Phil Trainor, Head of Security business, Ixia, Asia Pacific | Oct. 26, 2017
Knowing that many organisations pass encrypted traffic into their networks without full inspection, the bad guys use encryption to hide malware and launch attacks, effectively hijacking your network.


Strategy 2: Look for advanced decryption capabilities

Once the encrypted packets traveling from or to malicious sources is removed, a decryption device is needed to process the rest. Many security tools, such as next generation firewalls (NGFW) or intrusion prevention systems (IPS), include an SSL decryption feature. However, a paper issued by NSS Labs warned that some tools may not have the latest ciphers, may miss SSL communications that occur on non-standard ports, may be unable to decrypt at advertised throughput, and may even fast-path some connections without performing decryption at all.

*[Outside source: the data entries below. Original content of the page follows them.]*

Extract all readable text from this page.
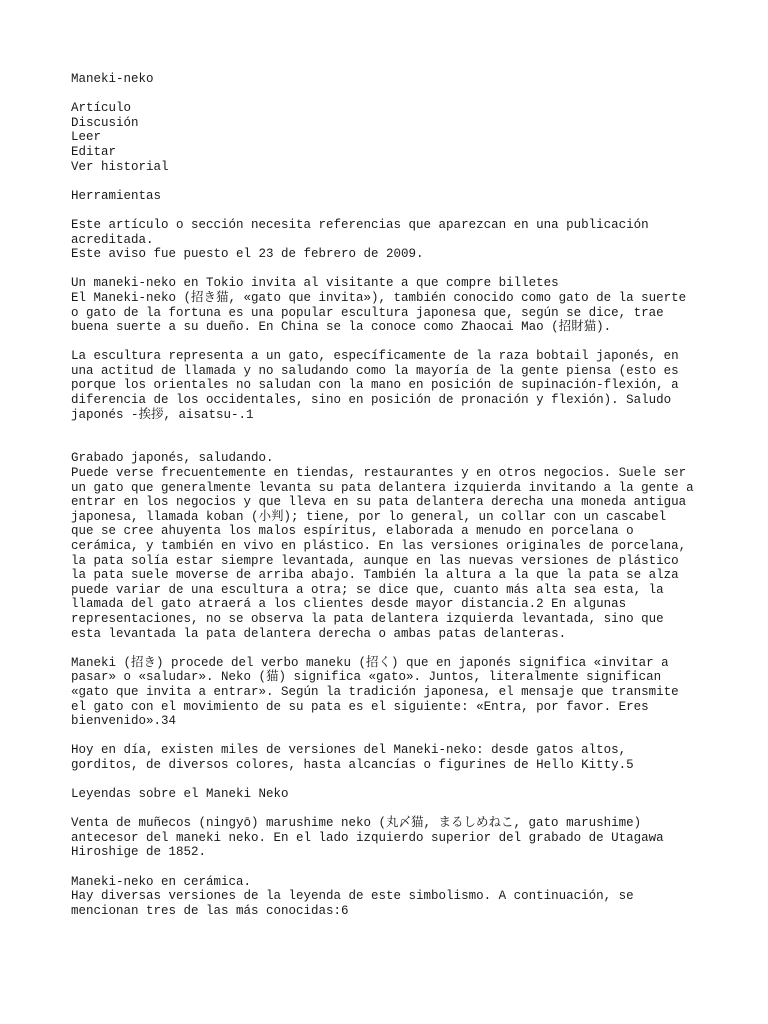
Maneki-neko
Artículo
Discusión
Leer
Editar
Ver historial
Herramientas
Este artículo o sección necesita referencias que aparezcan en una publicación
acreditada.
Este aviso fue puesto el 23 de febrero de 2009.
Un maneki-neko en Tokio invita al visitante a que compre billetes
El Maneki-neko (招き猫, «gato que invita»), también conocido como gato de la suerte
o gato de la fortuna es una popular escultura japonesa que, según se dice, trae
buena suerte a su dueño. En China se la conoce como Zhaocai Mao (招財猫).
La escultura representa a un gato, específicamente de la raza bobtail japonés, en
una actitud de llamada y no saludando como la mayoría de la gente piensa (esto es
porque los orientales no saludan con la mano en posición de supinación-flexión, a
diferencia de los occidentales, sino en posición de pronación y flexión). Saludo
japonés -挨拶, aisatsu-.1
Grabado japonés, saludando.
Puede verse frecuentemente en tiendas, restaurantes y en otros negocios. Suele ser
un gato que generalmente levanta su pata delantera izquierda invitando a la gente a
entrar en los negocios y que lleva en su pata delantera derecha una moneda antigua
japonesa, llamada koban (小判); tiene, por lo general, un collar con un cascabel
que se cree ahuyenta los malos espíritus, elaborada a menudo en porcelana o
cerámica, y también en vivo en plástico. En las versiones originales de porcelana,
la pata solía estar siempre levantada, aunque en las nuevas versiones de plástico
la pata suele moverse de arriba abajo. También la altura a la que la pata se alza
puede variar de una escultura a otra; se dice que, cuanto más alta sea esta, la
llamada del gato atraerá a los clientes desde mayor distancia.2 En algunas
representaciones, no se observa la pata delantera izquierda levantada, sino que
esta levantada la pata delantera derecha o ambas patas delanteras.
Maneki (招き) procede del verbo maneku (招く) que en japonés significa «invitar a
pasar» o «saludar». Neko (猫) significa «gato». Juntos, literalmente significan
«gato que invita a entrar». Según la tradición japonesa, el mensaje que transmite
el gato con el movimiento de su pata es el siguiente: «Entra, por favor. Eres
bienvenido».34
Hoy en día, existen miles de versiones del Maneki-neko: desde gatos altos,
gorditos, de diversos colores, hasta alcancías o figurines de Hello Kitty.5
Leyendas sobre el Maneki Neko
Venta de muñecos (ningyō) marushime neko (丸〆猫, まるしめねこ, gato marushime)
antecesor del maneki neko. En el lado izquierdo superior del grabado de Utagawa
Hiroshige de 1852.
Maneki-neko en cerámica.
Hay diversas versiones de la leyenda de este simbolismo. A continuación, se
mencionan tres de las más conocidas:6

Cryptography relies on advances to stay one step ahead of the bad guys. Security solutions need to support the latest encryption standards, have access to a wide variety of ciphers and algorithms, and have the power to decrypt traffic using the larger 2048- and 4096-bit keys as well as newer Elliptic Curve keys. As security technology grows in complexity, solutions must be able to process decryption efficiently and cost-effectively-without dropping packets, introducing errors, or failing to complete a full inspection.

As the volume of SSL traffic increases, the quality of a decryption solution is more important to achieving total network visibility.  In addition, Defense in Depth is a widely regarded best practice, which often involves multiple best-of-breed security devices (such as a separate firewall and IPS).  It is very inefficient for each of these devices to decrypt and re-encrypt traffic separately, which both increases latency and reduces policy effectiveness and end-to-end visibility. 


Strategy 3: Choose tools with operational simplicity

Another key feature is the ease with which administrators can create and manage policies related to decryption. This is important in industries that must comply with the mandates of Health Insurance Portability and Accountability Act (HIPAA), Federal Information Security Management Act (FISMA), Payment Card Industry Data Security Standard (PCI DSS), Sarbanes- Oxley Act (SOX), and other standards. The best solutions provide a drag-and-drop interface for creating filters and the ability to selectively forward or mask information based on pattern recognition (such as social security numbers). They also make it easy to keep a complete record of each SSL cipher used and all exceptions related to dropped sessions, SSL failures, invalid certifications, and sessions not decrypted for policy reasons. These detailed logs are valuable for audits, forensics, and network troubleshooting and capacity planning.


Strategy 4: Plan for cost-effective scalability

As the volume of encrypted traffic increases, decryption will have a greater impact on the performance of your security infrastructure. It pays to plan ahead. While it may seem logical to simply "turn on" the SSL decryption feature in a firewall or unified threat management (UTM) solution, decryption is a process-intensive function. As SSL traffic increases and more cycles are required for decryption, performance will begin to suffer, and tools may begin to drop packets.